One important opportunity for appropriations advocacy is a “Dear Colleague Letter.” “Dear Colleague Letters” are requests from some members of Congress to other members of Congress, asking them to show support for certain federal programs. The number of Members who sign the letter indicates how much support the programs have, and can persuade leaders of the Appropriations Committees to increase funding. 

Currently, U.S. Representatives John Yarmuth (D-KY), Danny Davis (D-IL), and Don Bacon (R-NE), are circulating a bipartisan “Dear Colleague letter” in support of FY2022 funding increases for the McKinney-Vento Act’s Education for Homeless Children and Youth (EHCY) program and the Runaway and Homeless Youth Act (RHYA program). 


Please contact your U.S. Representative now and urge them to sign on to this letter.
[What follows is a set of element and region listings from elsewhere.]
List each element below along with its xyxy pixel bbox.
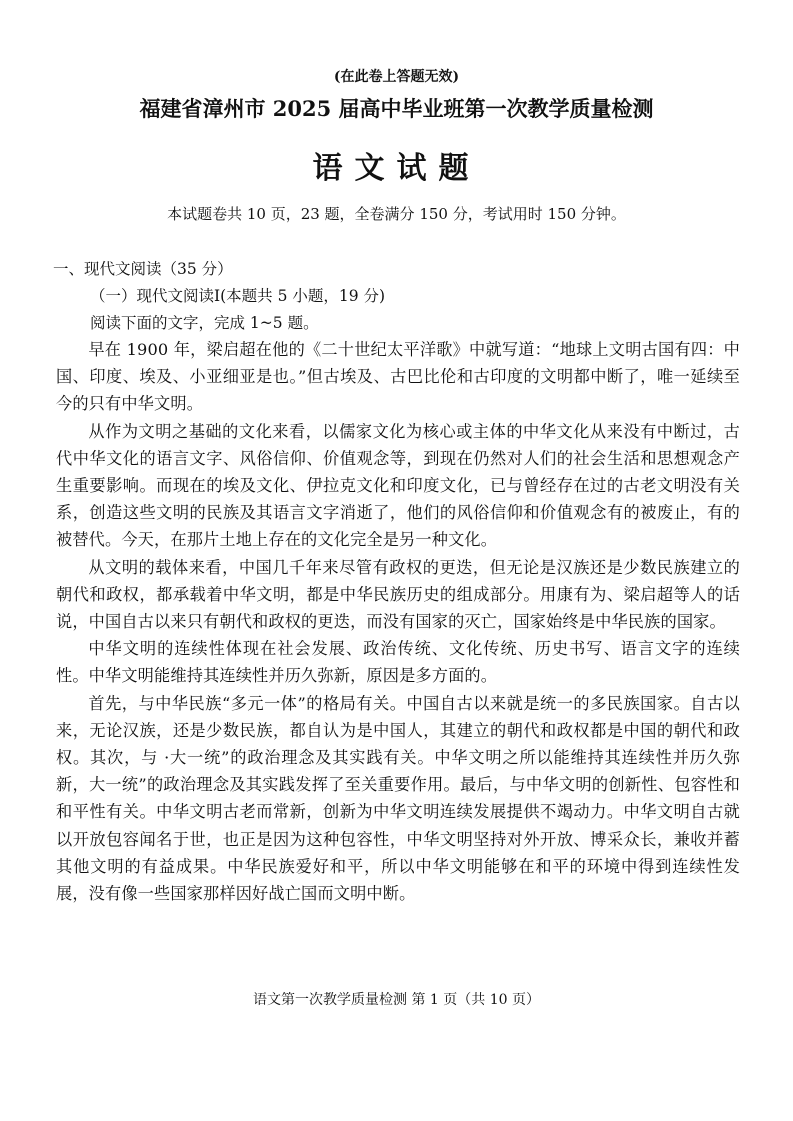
exam-header-title: 福建省漳州市 2025 届高中毕业班第一次教学质量检测 [139,96,654,121]
exam-info: 本试题卷共 10 页，23 题，全卷满分 150 分，考试用时 150 分钟。 [167,205,626,223]
passage-paragraph-5: 首先，与中华民族“多元一体”的格局有关。中国自古以来就是统一的多民族国家。自古以来，无论汉族，还是少数民族，都自认为是中国人，其建立的朝代和政权都是中国的朝代和政权。其次，与 ·大一统”的政治理念及其实践有关。中华文明之所以能维持其连续性并历久弥新，大一统”的政治理念及其实践发挥了至关重要作用。最后，与中华文明的创新性、包容性和和平性有关。中华文明古老而常新，创新为中华文明连续发展提供不竭动力。中华文明自古就以开放包容闻名于世，也正是因为这种包容性，中华文明坚持对外开放、博采众长，兼收并蓄其他文明的有益成果。中华民族爱好和平，所以中华文明能够在和平的环境中得到连续性发展，没有像一些国家那样因好战亡国而文明中断。 [56,693,740,904]
section-heading: 一、现代文阅读（35 分） [53,260,233,278]
subsection-heading: （一）现代文阅读Ⅰ(本题共 5 小题，19 分) [90,287,386,305]
passage-paragraph-2: 从作为文明之基础的文化来看，以儒家文化为核心或主体的中华文化从来没有中断过，古代中华文化的语言文字、风俗信仰、价值观念等，到现在仍然对人们的社会生活和思想观念产生重要影响。而现在的埃及文化、伊拉克文化和印度文化，已与曾经存在过的古老文明没有关系，创造这些文明的民族及其语言文字消逝了，他们的风俗信仰和价值观念有的被废止，有的被替代。今天，在那片土地上存在的文化完全是另一种文化。 [56,421,740,550]
page-footer: 语文第一次教学质量检测 第 1 页（共 10 页） [253,992,540,1008]
passage-paragraph-4: 中华文明的连续性体现在社会发展、政治传统、文化传统、历史书写、语言文字的连续性。中华文明能维持其连续性并历久弥新，原因是多方面的。 [56,639,740,686]
passage-paragraph-1: 早在 1900 年，梁启超在他的《二十世纪太平洋歌》中就写道：“地球上文明古国有四：中国、印度、埃及、小亚细亚是也。”但古埃及、古巴比伦和古印度的文明都中断了，唯一延续至今的只有中华文明。 [56,340,740,414]
subject-title: 语文试题 [312,151,481,186]
passage-paragraph-3: 从文明的载体来看，中国几千年来尽管有政权的更迭，但无论是汉族还是少数民族建立的朝代和政权，都承载着中华文明，都是中华民族历史的组成部分。用康有为、梁启超等人的话说，中国自古以来只有朝代和政权的更迭，而没有国家的灭亡，国家始终是中华民族的国家。 [56,557,740,632]
answer-invalid-notice: (在此卷上答题无效) [333,69,460,85]
reading-instruction: 阅读下面的文字，完成 1~5 题。 [90,314,319,332]
reading-passage [56,336,740,907]
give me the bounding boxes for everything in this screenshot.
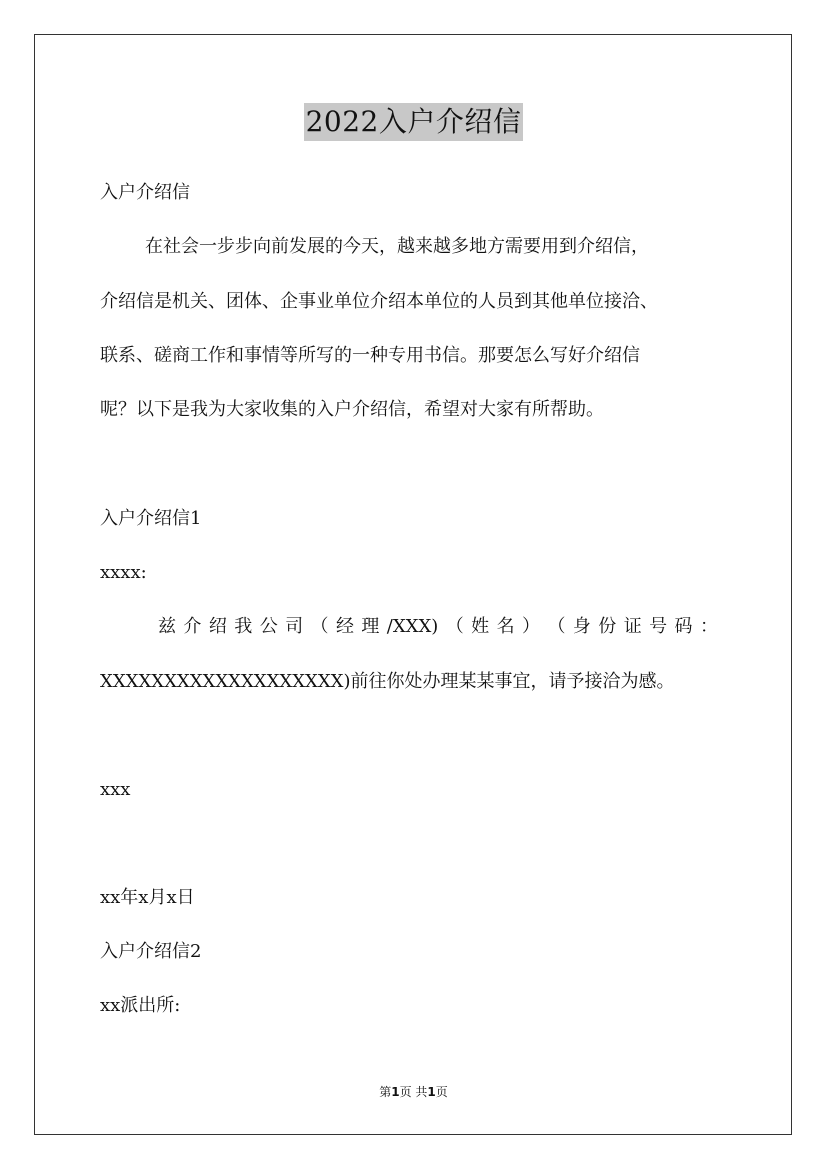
letter1-body-char: 份 [598, 616, 617, 637]
letter1-body-char: 司 [285, 616, 304, 637]
letter1-body-char: （ [310, 616, 329, 637]
letter1-body-char: 姓 [471, 616, 490, 637]
letter1-body-char: （ [445, 616, 464, 637]
letter1-body-line-2: XXXXXXXXXXXXXXXXXXX)前往你处办理某某事宜，请予接洽为感。 [100, 671, 675, 692]
letter1-salutation: xxxx: [100, 562, 147, 583]
footer-page-mid: 页 共 [399, 1085, 428, 1099]
title-container [0, 103, 827, 141]
footer-page-prefix: 第 [379, 1085, 392, 1099]
letter1-body-char: 身 [572, 616, 591, 637]
footer-page-total: 1 [427, 1085, 436, 1099]
letter1-heading: 入户介绍信1 [100, 508, 202, 529]
footer-page-suffix: 页 [435, 1085, 448, 1099]
intro-line-1: 在社会一步步向前发展的今天，越来越多地方需要用到介绍信， [145, 236, 649, 257]
letter1-signature: xxx [100, 779, 131, 800]
letter1-body-char: 经 [335, 616, 354, 637]
letter1-body-char: 介 [183, 616, 202, 637]
letter1-body-char: /XXX) [386, 616, 439, 637]
letter1-body-line-1 [158, 615, 718, 639]
letter1-body-char: ： [699, 616, 718, 637]
intro-line-2: 介绍信是机关、团体、企事业单位介绍本单位的人员到其他单位接洽、 [100, 291, 658, 312]
letter1-body-char: 号 [649, 616, 668, 637]
letter2-heading: 入户介绍信2 [100, 941, 202, 962]
letter1-body-char: 证 [623, 616, 642, 637]
letter1-body-char: 名 [496, 616, 515, 637]
letter1-body-char: 我 [234, 616, 253, 637]
letter1-body-char: 码 [674, 616, 693, 637]
letter1-body-char: 绍 [208, 616, 227, 637]
intro-line-4: 呢？以下是我为大家收集的入户介绍信，希望对大家有所帮助。 [100, 399, 604, 420]
footer-page-current: 1 [391, 1085, 400, 1099]
letter1-body-char: 理 [361, 616, 380, 637]
section-heading: 入户介绍信 [100, 182, 190, 203]
letter2-salutation: xx派出所: [100, 995, 181, 1016]
letter1-body-char: 兹 [158, 616, 176, 637]
document-title: 2022入户介绍信 [304, 103, 524, 141]
page-footer [0, 1084, 827, 1100]
letter1-body-char: 公 [259, 616, 278, 637]
letter1-body-char: ） [522, 616, 541, 637]
intro-line-3: 联系、磋商工作和事情等所写的一种专用书信。那要怎么写好介绍信 [100, 345, 640, 366]
letter1-body-char: （ [547, 616, 566, 637]
letter1-date: xx年x月x日 [100, 887, 195, 908]
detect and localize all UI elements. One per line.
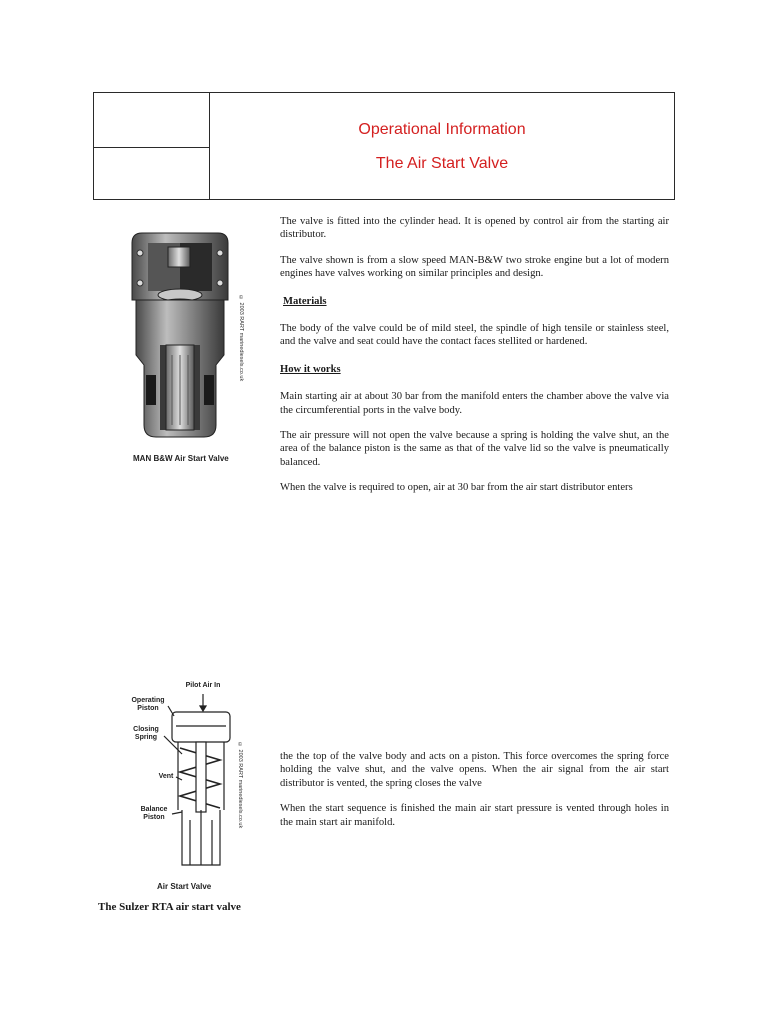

The deadline for sign-ons is April 26, 2021. *For more information, or for assistance contacting your U.S. Representative, please contact Alleanne Anderson.*

Step #1: Locate the email address of your U.S. Representative’s education staff through this directory.

Step #2: Personalize and localize this email, including your city/state. Please also download a copy of the Dear Colleague Letter, and attach it to your email.

I urge Congressperson [INSERT LAST NAME] to sign on to the Yarmuth/Davis/Bacon Dear Colleague letter for FY22 funding for homeless children and youth programs: The McKinney Vento Education for Homeless Children and Youth (EHCY) program is the only federal education program that removes barriers to school enrollment, attendance, and success caused by homelessness, however, only 24% of local educational agencies receive an EHCY subgrant at its current funding level. Similarly, Runaway and Homeless Youth Act (RHYA) programs prevent trafficking, identify survivors, and provide services to runaway, homeless, and disconnected youth, yet only 25% of applicants currently receive funding. [ADD STATISTICS OR STORIES DEMONSTRATING LOCAL AND/OR STATE NEEDS.] Investing in a young person’s life will enable them to avoid chronic homelessness, intergenerational cycles of poverty, and pervasive instances of trauma. I, therefore, urge you to sign on to the attached Dear Colleague letter, and support increases for EHCY and RHYA programs in the FY22 Labor, Health and Human Services, and Related Agencies Appropriations bill.